Licenciado en Filología

Dionisio Blanco se acercó a un kiosco de la plaza de Mérida y sin exigir presupuesto, pidió un vino y el tabernero le sopló 2 euros, o sea un sueldo, que le arruinó el peregrinaje por los bares de costumbre. Pero no se achicó. Dionisio echó cuentas y consideró que del 0,80 establecido a lo facturado, había un descuadre; como luchador del circo romano aguantó el zarpazo y recordó a su ancestro Trajano, que siempre desconfió de los escanciadores de vino y concluyó que aquello era injusto.
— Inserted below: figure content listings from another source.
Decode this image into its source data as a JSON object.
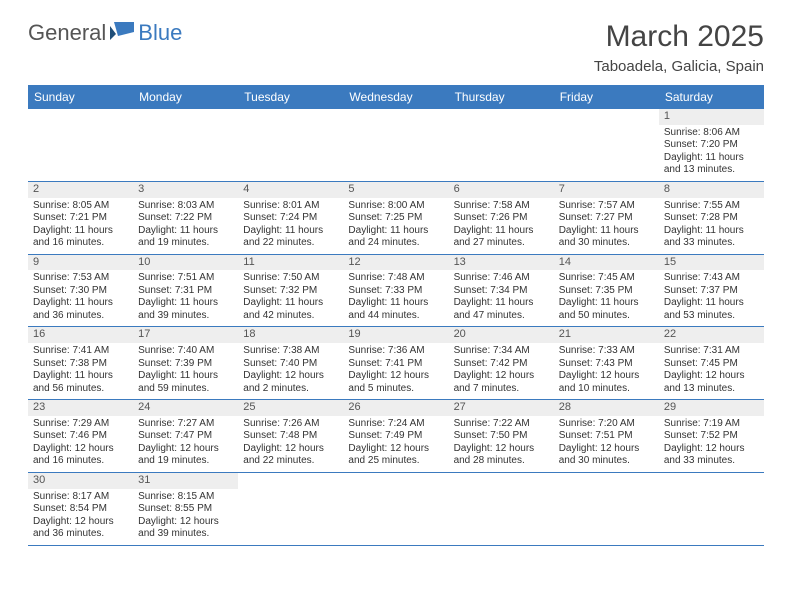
{
  "brand": {
    "general": "General",
    "blue": "Blue"
  },
  "title": "March 2025",
  "location": "Taboadela, Galicia, Spain",
  "colors": {
    "header_bg": "#3b7abf",
    "header_text": "#ffffff",
    "daynum_bg": "#eeeeee",
    "border": "#3b7abf",
    "text": "#333333",
    "background": "#ffffff"
  },
  "weekdays": [
    "Sunday",
    "Monday",
    "Tuesday",
    "Wednesday",
    "Thursday",
    "Friday",
    "Saturday"
  ],
  "cells": [
    {
      "blank": true
    },
    {
      "blank": true
    },
    {
      "blank": true
    },
    {
      "blank": true
    },
    {
      "blank": true
    },
    {
      "blank": true
    },
    {
      "n": "1",
      "sr": "Sunrise: 8:06 AM",
      "ss": "Sunset: 7:20 PM",
      "d1": "Daylight: 11 hours",
      "d2": "and 13 minutes."
    },
    {
      "n": "2",
      "sr": "Sunrise: 8:05 AM",
      "ss": "Sunset: 7:21 PM",
      "d1": "Daylight: 11 hours",
      "d2": "and 16 minutes."
    },
    {
      "n": "3",
      "sr": "Sunrise: 8:03 AM",
      "ss": "Sunset: 7:22 PM",
      "d1": "Daylight: 11 hours",
      "d2": "and 19 minutes."
    },
    {
      "n": "4",
      "sr": "Sunrise: 8:01 AM",
      "ss": "Sunset: 7:24 PM",
      "d1": "Daylight: 11 hours",
      "d2": "and 22 minutes."
    },
    {
      "n": "5",
      "sr": "Sunrise: 8:00 AM",
      "ss": "Sunset: 7:25 PM",
      "d1": "Daylight: 11 hours",
      "d2": "and 24 minutes."
    },
    {
      "n": "6",
      "sr": "Sunrise: 7:58 AM",
      "ss": "Sunset: 7:26 PM",
      "d1": "Daylight: 11 hours",
      "d2": "and 27 minutes."
    },
    {
      "n": "7",
      "sr": "Sunrise: 7:57 AM",
      "ss": "Sunset: 7:27 PM",
      "d1": "Daylight: 11 hours",
      "d2": "and 30 minutes."
    },
    {
      "n": "8",
      "sr": "Sunrise: 7:55 AM",
      "ss": "Sunset: 7:28 PM",
      "d1": "Daylight: 11 hours",
      "d2": "and 33 minutes."
    },
    {
      "n": "9",
      "sr": "Sunrise: 7:53 AM",
      "ss": "Sunset: 7:30 PM",
      "d1": "Daylight: 11 hours",
      "d2": "and 36 minutes."
    },
    {
      "n": "10",
      "sr": "Sunrise: 7:51 AM",
      "ss": "Sunset: 7:31 PM",
      "d1": "Daylight: 11 hours",
      "d2": "and 39 minutes."
    },
    {
      "n": "11",
      "sr": "Sunrise: 7:50 AM",
      "ss": "Sunset: 7:32 PM",
      "d1": "Daylight: 11 hours",
      "d2": "and 42 minutes."
    },
    {
      "n": "12",
      "sr": "Sunrise: 7:48 AM",
      "ss": "Sunset: 7:33 PM",
      "d1": "Daylight: 11 hours",
      "d2": "and 44 minutes."
    },
    {
      "n": "13",
      "sr": "Sunrise: 7:46 AM",
      "ss": "Sunset: 7:34 PM",
      "d1": "Daylight: 11 hours",
      "d2": "and 47 minutes."
    },
    {
      "n": "14",
      "sr": "Sunrise: 7:45 AM",
      "ss": "Sunset: 7:35 PM",
      "d1": "Daylight: 11 hours",
      "d2": "and 50 minutes."
    },
    {
      "n": "15",
      "sr": "Sunrise: 7:43 AM",
      "ss": "Sunset: 7:37 PM",
      "d1": "Daylight: 11 hours",
      "d2": "and 53 minutes."
    },
    {
      "n": "16",
      "sr": "Sunrise: 7:41 AM",
      "ss": "Sunset: 7:38 PM",
      "d1": "Daylight: 11 hours",
      "d2": "and 56 minutes."
    },
    {
      "n": "17",
      "sr": "Sunrise: 7:40 AM",
      "ss": "Sunset: 7:39 PM",
      "d1": "Daylight: 11 hours",
      "d2": "and 59 minutes."
    },
    {
      "n": "18",
      "sr": "Sunrise: 7:38 AM",
      "ss": "Sunset: 7:40 PM",
      "d1": "Daylight: 12 hours",
      "d2": "and 2 minutes."
    },
    {
      "n": "19",
      "sr": "Sunrise: 7:36 AM",
      "ss": "Sunset: 7:41 PM",
      "d1": "Daylight: 12 hours",
      "d2": "and 5 minutes."
    },
    {
      "n": "20",
      "sr": "Sunrise: 7:34 AM",
      "ss": "Sunset: 7:42 PM",
      "d1": "Daylight: 12 hours",
      "d2": "and 7 minutes."
    },
    {
      "n": "21",
      "sr": "Sunrise: 7:33 AM",
      "ss": "Sunset: 7:43 PM",
      "d1": "Daylight: 12 hours",
      "d2": "and 10 minutes."
    },
    {
      "n": "22",
      "sr": "Sunrise: 7:31 AM",
      "ss": "Sunset: 7:45 PM",
      "d1": "Daylight: 12 hours",
      "d2": "and 13 minutes."
    },
    {
      "n": "23",
      "sr": "Sunrise: 7:29 AM",
      "ss": "Sunset: 7:46 PM",
      "d1": "Daylight: 12 hours",
      "d2": "and 16 minutes."
    },
    {
      "n": "24",
      "sr": "Sunrise: 7:27 AM",
      "ss": "Sunset: 7:47 PM",
      "d1": "Daylight: 12 hours",
      "d2": "and 19 minutes."
    },
    {
      "n": "25",
      "sr": "Sunrise: 7:26 AM",
      "ss": "Sunset: 7:48 PM",
      "d1": "Daylight: 12 hours",
      "d2": "and 22 minutes."
    },
    {
      "n": "26",
      "sr": "Sunrise: 7:24 AM",
      "ss": "Sunset: 7:49 PM",
      "d1": "Daylight: 12 hours",
      "d2": "and 25 minutes."
    },
    {
      "n": "27",
      "sr": "Sunrise: 7:22 AM",
      "ss": "Sunset: 7:50 PM",
      "d1": "Daylight: 12 hours",
      "d2": "and 28 minutes."
    },
    {
      "n": "28",
      "sr": "Sunrise: 7:20 AM",
      "ss": "Sunset: 7:51 PM",
      "d1": "Daylight: 12 hours",
      "d2": "and 30 minutes."
    },
    {
      "n": "29",
      "sr": "Sunrise: 7:19 AM",
      "ss": "Sunset: 7:52 PM",
      "d1": "Daylight: 12 hours",
      "d2": "and 33 minutes."
    },
    {
      "n": "30",
      "sr": "Sunrise: 8:17 AM",
      "ss": "Sunset: 8:54 PM",
      "d1": "Daylight: 12 hours",
      "d2": "and 36 minutes."
    },
    {
      "n": "31",
      "sr": "Sunrise: 8:15 AM",
      "ss": "Sunset: 8:55 PM",
      "d1": "Daylight: 12 hours",
      "d2": "and 39 minutes."
    },
    {
      "blank": true
    },
    {
      "blank": true
    },
    {
      "blank": true
    },
    {
      "blank": true
    },
    {
      "blank": true
    }
  ]
}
En el kiosco de la plaza de su pueblo, el patrón arbitrario pretendía que el proletariado mordiera la arena:

--Sin abusar, se oyó gritar al aborigen presentando cara al avaro hostelero que pretendía de golpe cargarse la sociología elemental del chateo. Hay un proceder y un modo: --he pedido un vino, un chato, de frasca o garrafa, en la plaza de mi pueblo, sin cata, sin marca, sin añada, ni copa de embocar, no un Vega Sicilia, replicó sin resuello.

El suceso le viene al capitalismo autonómico, donde mucho alto cargo como a cargo del erario público y el tabernero autóctono cree que todo cliente va a cargar la consumición a lo consejería, hasta que llega un Dionisio o un funcionario raso con el sueldo base en el bolsillo. El socialismo burocrático se ha olvidado del funcionario raso y le mantiene a raya, con un sueldo de miseria, en la barra, a calamocho y vino peleón, mientras los directores generales se beben a cubos el reserva.

Dionisio ha levantado el banderín del orgullo casta que no admite que le estafen ni acepta el segundo vaso para que se calle, y ha encabezado la revuelta del chato al precio justo. El follón puede ser grave, por mucho que ahora, en elecciones, pongan, para calentar al personal, la barra libre; en la plaza de Mérida nadie lo duda: se está larvando la contienda del vino y el odio de clase pero no se sabe dónde va a ser la riña, si en el kiosko o en la urna.